Love’s Holiday feels like the album Oxbow have been building up to since their inception…

1000 Hours features an unlikely collaborator in the form of Roger Joseph Manning Jr (Jellyfish/Beck), however, with its psychedelic charm, his inclusion soon begins to make perfect sense. The music contrasts beautifully with the downbeat nature of the lyrical content ‘Where would I be without you? Don’t think I can live without you’. All Gone is classy featuring, as it does, lovely accompanying piano and a fifteen-person choir, like a modern day Bad Seeds but far more engaging, while The Night The Room Started Burning reminds me of what I could expect to find on say, Final Descent by Samhain.
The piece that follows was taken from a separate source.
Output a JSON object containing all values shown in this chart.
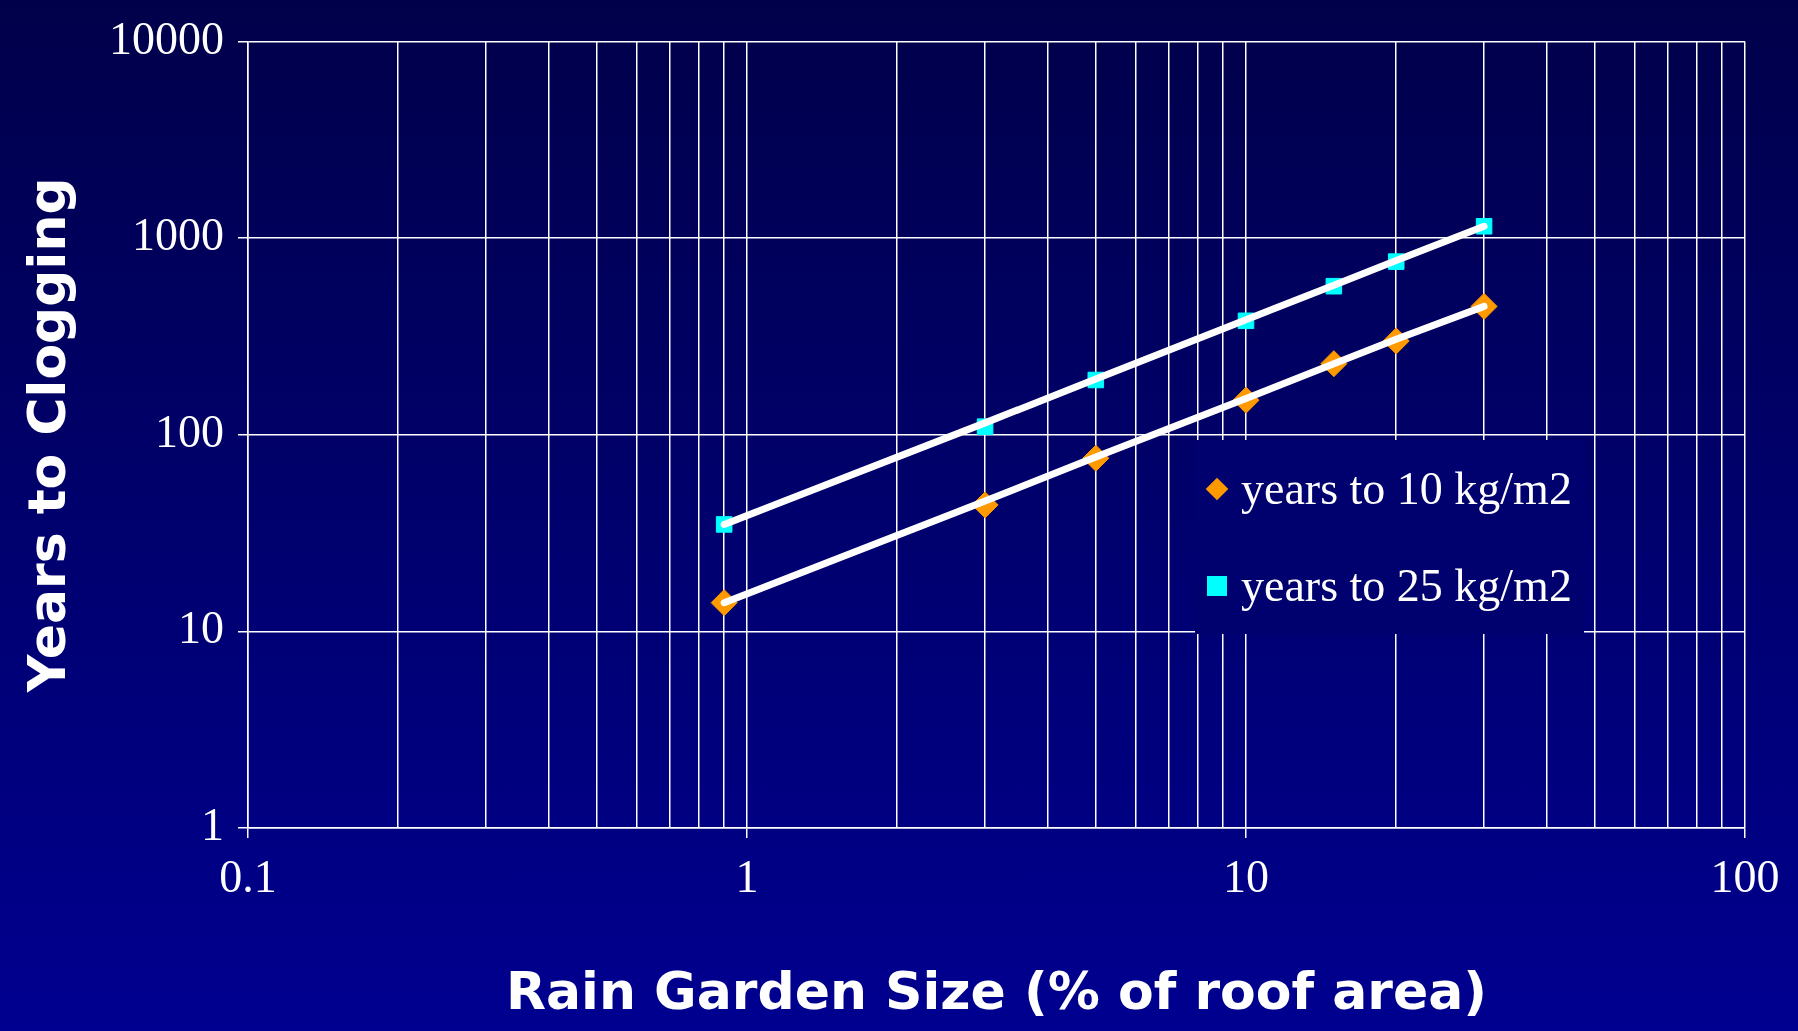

That is not to say this is horror punk in any way, but rather it shares a creepy tonality, the subtle death-rock flavours are more low-key and subtle than the flamboyantly over-the-top haunted house vibes of a lot of Mr Danzig’s output.

The abstract titled “ “ at twenty-eight seconds is an interlude which though sonically fine is far from essential, the same cannot be said however about Million Dollar Weekend. Taking on a more improvisational jazzy approach, the track is reminiscent of post-rockers like Enablers and latter-day Talk Talk, which I’m certainly not unhappy about, meanwhile, The Second Talk has a deliciously disjointed punk-blues country-fried vibe not too dissimilar to Mule in spots. Gunwale, as with All Gone, utilises the fifteen-person choir that lends the track on this occasion an oriental flavour. The drone nature of the music also has one thinking of Earth’s post-reformation output and hence a trippy sensibility that concludes the album on a blissful otherworldly note. Sublime.

Love’s Holiday feels like the album Oxbow have been building up to since their inception. Usually when a band is described as maturing, it comes with worrying connotations of blandness, conformity and becoming watered down. Nothing could be further from the truth here as what you are left with instead is both an exceptional set of songs and a strong contender for album of the year.